Pour assurer le respect de ces objectifs, le législateur a, à travers l’article 6, paragraphe (1) de la loi du 18 juillet 2018, limitativement énuméré les constructions pouvant être érigées dans la zone verte, respectivement a, à travers l’article 7 de la même loi, encadré les conditions dans lesquelles une construction existante peut subir des travaux de rénovation, de transformation ou encore d’agrandissement.
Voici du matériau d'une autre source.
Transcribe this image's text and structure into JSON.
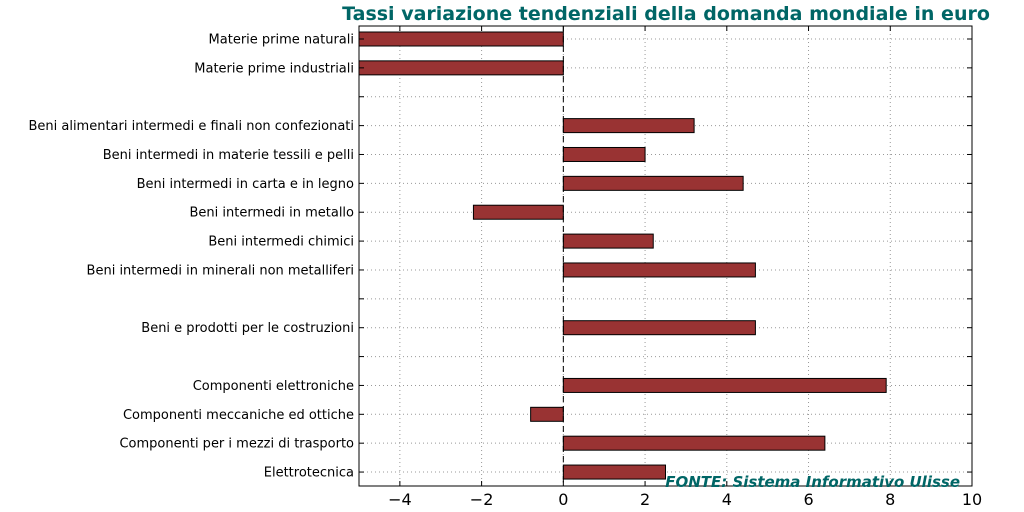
{
  "chart_data": {
    "type": "bar",
    "orientation": "horizontal",
    "title": "Tassi variazione tendenziali della domanda mondiale in euro",
    "source": "FONTE: Sistema Informativo Ulisse",
    "categories": [
      "Materie prime naturali",
      "Materie prime industriali",
      "",
      "Beni alimentari intermedi e finali non confezionati",
      "Beni intermedi in materie tessili e pelli",
      "Beni intermedi in carta e in legno",
      "Beni intermedi in metallo",
      "Beni intermedi chimici",
      "Beni intermedi in minerali non metalliferi",
      "",
      "Beni e prodotti per le costruzioni",
      "",
      "Componenti elettroniche",
      "Componenti meccaniche ed ottiche",
      "Componenti per i mezzi di trasporto",
      "Elettrotecnica"
    ],
    "values": [
      -5.0,
      -5.0,
      null,
      3.2,
      2.0,
      4.4,
      -2.2,
      2.2,
      4.7,
      null,
      4.7,
      null,
      7.9,
      -0.8,
      6.4,
      2.5
    ],
    "xlim": [
      -5,
      10
    ],
    "xticks": [
      -4,
      -2,
      0,
      2,
      4,
      6,
      8,
      10
    ],
    "xtick_labels": [
      "−4",
      "−2",
      "0",
      "2",
      "4",
      "6",
      "8",
      "10"
    ],
    "bar_color": "#993333",
    "grid": true,
    "zero_line": "dashed"
  }
}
L’article 7 de la loi du 18 juillet 2018 visant les constructions existantes sises en zone verte, est libellé comme suit :

« (1) Lorsqu'une construction existante située dans la zone verte compromet le caractère d'un site, le ministre peut ordonner que son aspect extérieur soit modifié de façon qu'elle s'harmonise avec le milieu environnant.

(2) Les constructions légalement existantes situées dans la zone verte ne peuvent être rénovées ou transformées matériellement qu’avec l’autorisation du ministre. La destination est soit maintenue soit compatible avec l’affectation prévue à l’article 6.
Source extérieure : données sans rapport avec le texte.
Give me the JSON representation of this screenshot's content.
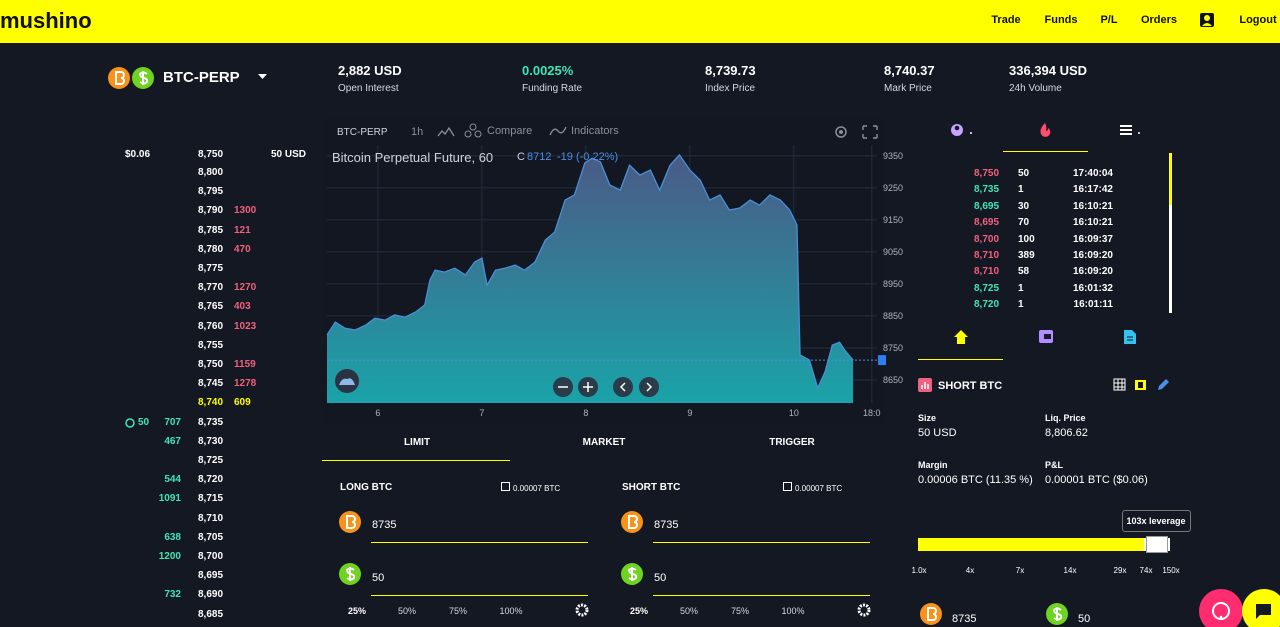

Pour les constructions servant à l’habitation, aucune augmentation du nombre d’unités d’habitation n’est autorisée, sauf le cas du logement intégré pour les constructions servant à l’habitation au sens de l’article 6, paragraphe 2.

Les constructions agricoles couvertes par l'autorisation prévue à l'article 6, paragraphe 1er, à condition qu'elles ne changent pas de destination et ne changent pas leur aspect extérieur, ne nécessitent pas d'autorisation pour les rénovations à l'intérieur de ces constructions.

(3) Les constructions légalement existantes dans la zone verte ne peuvent être agrandies qu’avec l’autorisation du ministre et à condition que leur destination soit compatible avec l’affectation prévue à l’article 6. Aucune augmentation du nombre d’unités d’habitation n’est autorisée, sauf le cas de logement intégré pour les constructions servant à l’habitation au sens de l’article 6, paragraphe 2. Le ministre peut prescrire, en cas de demande d’augmentation de l’emprise au sol ou de la surface construite brute de la construction existante, une emprise au sol maximale ou une surface construite brute maximale du projet de construction à autoriser.

10(4) Pour les constructions situées dans la zone verte aucun changement de destination ne sera autorisé s'il n'est pas compatible avec les affectations prévues par l'article 6.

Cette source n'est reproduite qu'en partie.